OPSWAT comments on Anthem Inc data breach
February 2015 by OPSWAT
Anthem, the US’ second largest health insurer, with about 70 million customers, has suffered a data breach. Please see below for comments by Mike Spykerman, Vice President of Product Management at OPSWAT :
"Though this is now said to be the largest data breach in the health care industry, unfortunately it is unlikely to be the last. No details are available yet about how the breach at Anthem occurred, however from other breaches we have learnt that often the security is breached by a targeted spear phishing email attack that is used to plant malware or to entice the recipient to provide credentials that can then be used to gain access to systems. The breach could occur at the company itself, but we have also seen breaches where the actual attack occurred at a supplier through which access was gained to the company’s procurement system.
Anthem should be commended for notifying the FBI so promptly about the breach. Fast and appropriate action could mean that the attackers have not yet been able to cover their tracks.

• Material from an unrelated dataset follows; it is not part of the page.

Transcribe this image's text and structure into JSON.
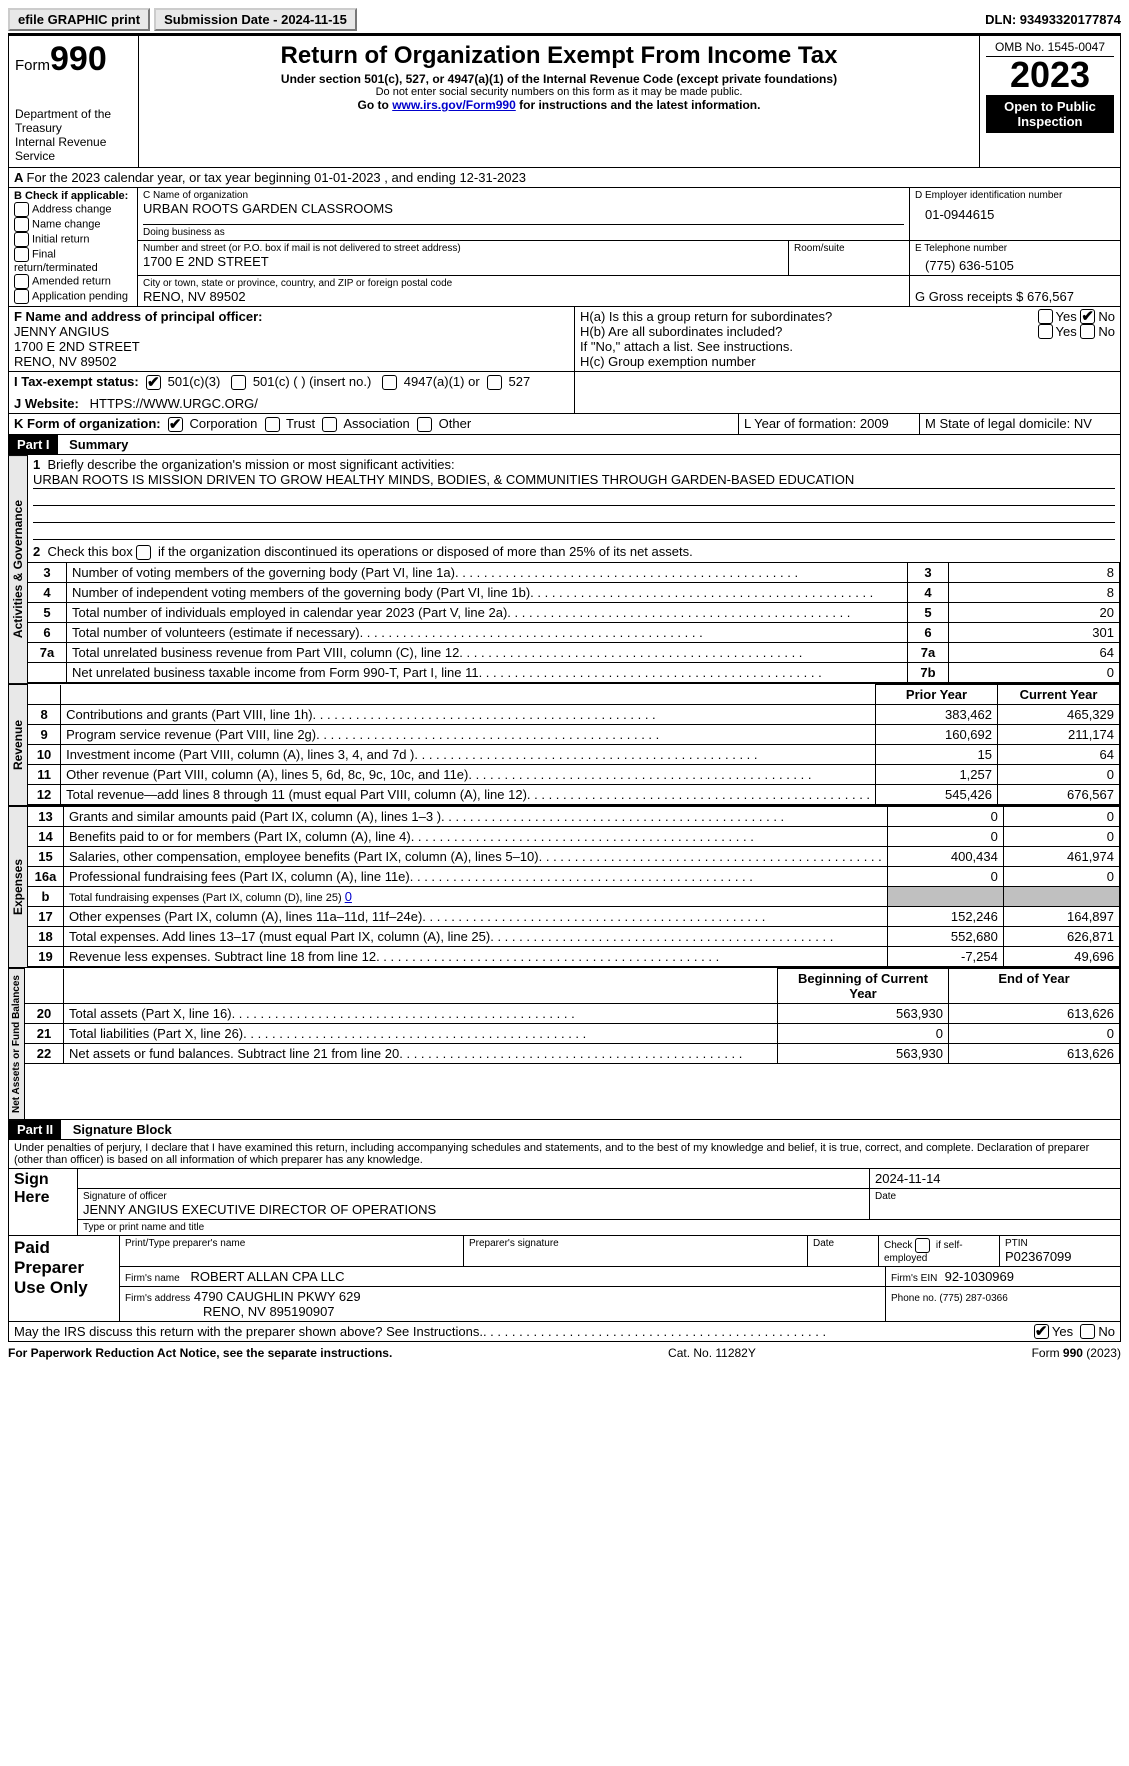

In order to protect against targeted email attacks, a multi-layered approach is recommended. Conventional email security systems need to be reinforced by implementing an antimalware solution that uses multiple antivirus engines to scan email attachments, greatly increasing the likelihood that malware is detected, as well as countering threats targeted to bypass a specific engine’s detection capabilities. Document sanitization, where files are converted to a different format and any embedded scripts are removed, acts as another security layer by defusing any possible hidden threats in email attachments that might go undetected by antivirus engines. Employee training on how to detect phishing attacks is also highly recommended, although it is important to be aware that spear phishing attacks are becoming more and more sophisticated and can fool even the most tech-savvy employees."